Hanwha expressed hope that its chairman will receive a lighter punishment than three years in prison.

“Though it is hard for us to gauge the expected sentence, we do hope a lighter sentence will be handed down,” said an official at Hanwha, speaking on the condition of anonymity.

“With the absence of the top decision-maker, it has been difficult to make decisions on investments that require big capital investments, such as a solar energy project. Talks about further construction projects in Iraq have also been stalled.”

Because of his poor health, Kim was granted suspension of detention and was released from jail in January 2013. Kim’s suspension ends in Feb. 28.

The court is also scheduled to deliver its verdict on Koo Cha-won, chairman of LIG Group, who was convicted by a lower court last September for fraudulently issuing commercial paper of more than 200 billion won in an effort to save LIG Engineering and Construction, a construction subsidiary that was about to fail. The 78-year-old chairman was sentenced to three years in prison.

The Seoul High Court is also scheduled to deliver a verdict on the country’s biggest chaebol family feud.

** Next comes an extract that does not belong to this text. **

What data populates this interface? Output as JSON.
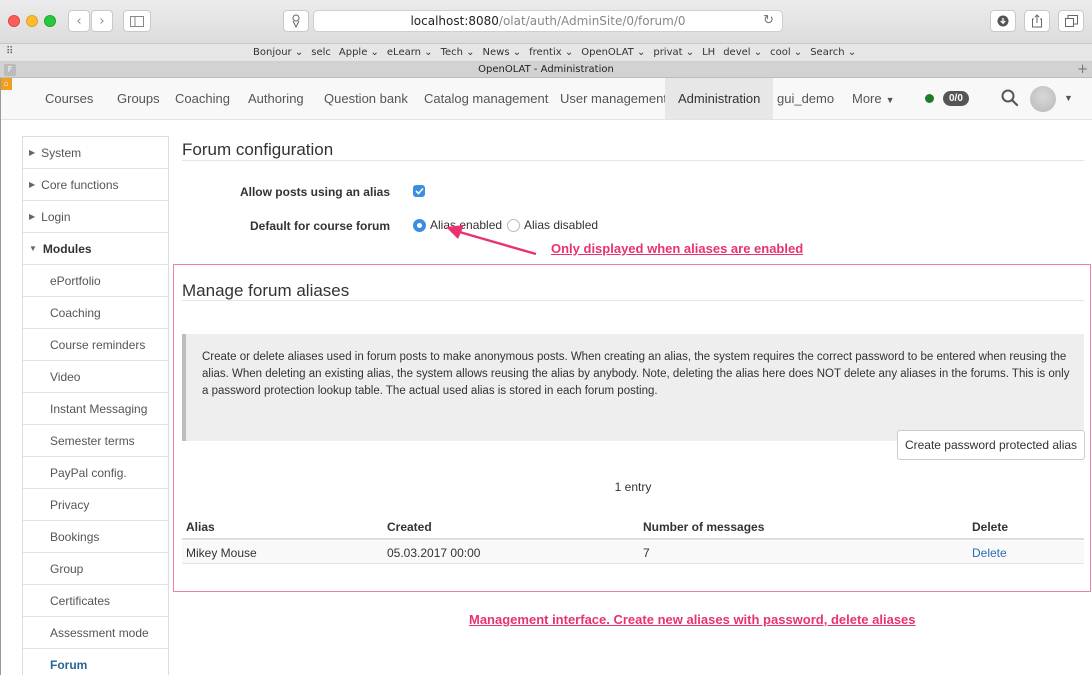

Lee Maeng-hee, the 82-year-old first son of Samsung founder Lee Byung-chull, appealed a ruling by the Seoul Central District Court last February that favored his younger brother Kun-hee in an inheritance dispute worth 4 trillion won. Lee Maeng-hee, the former chairman of CJ Group, is the father of CJ Chairman Lee Jay-hyun, who is now on trial for massive tax evasion and embezzlement.

In 2012, Maeng-hee filed a lawsuit against his younger brother demanding the return of part of an inheritance that, he said, Kun-hee secretly incorporated into his assets through bank accounts in false names. Although the Samsung founder passed away in 1987, Maeng-hee insisted he didn’t know his inheritance had been pocketed by his brother until a June 2011 tax probe.

Maeng-hee asked for the return of the ownership of Samsung Electronics and Samsung Life Insurance shares.

On Feb. 1 last year, the Seoul Central District Court ruled that the 10-year statute of limitations for inheritance issues had expired for the stake in Samsung Life Insurance, though some of the stocks were indeed left to Maeng-hee and other siblings.

Regarding claims of Samsung Electronics, the court ruled it was difficult to consider the stakes as part of the siblings’ original inheritance.

During the last hearing at an appeals trial last month, Maeng-hee’s legal team disclosed a letter from the older brother to Kun-hee, making public private matters inside the Lee family, such as Maeng-hee’s regret over Kun-hee not attending the funeral of their mother in 2000.

“As a public figure who is under public attention, I am very sorry that I have brought a family dispute to a court and caused concern to the people,” said the older brother in the letter.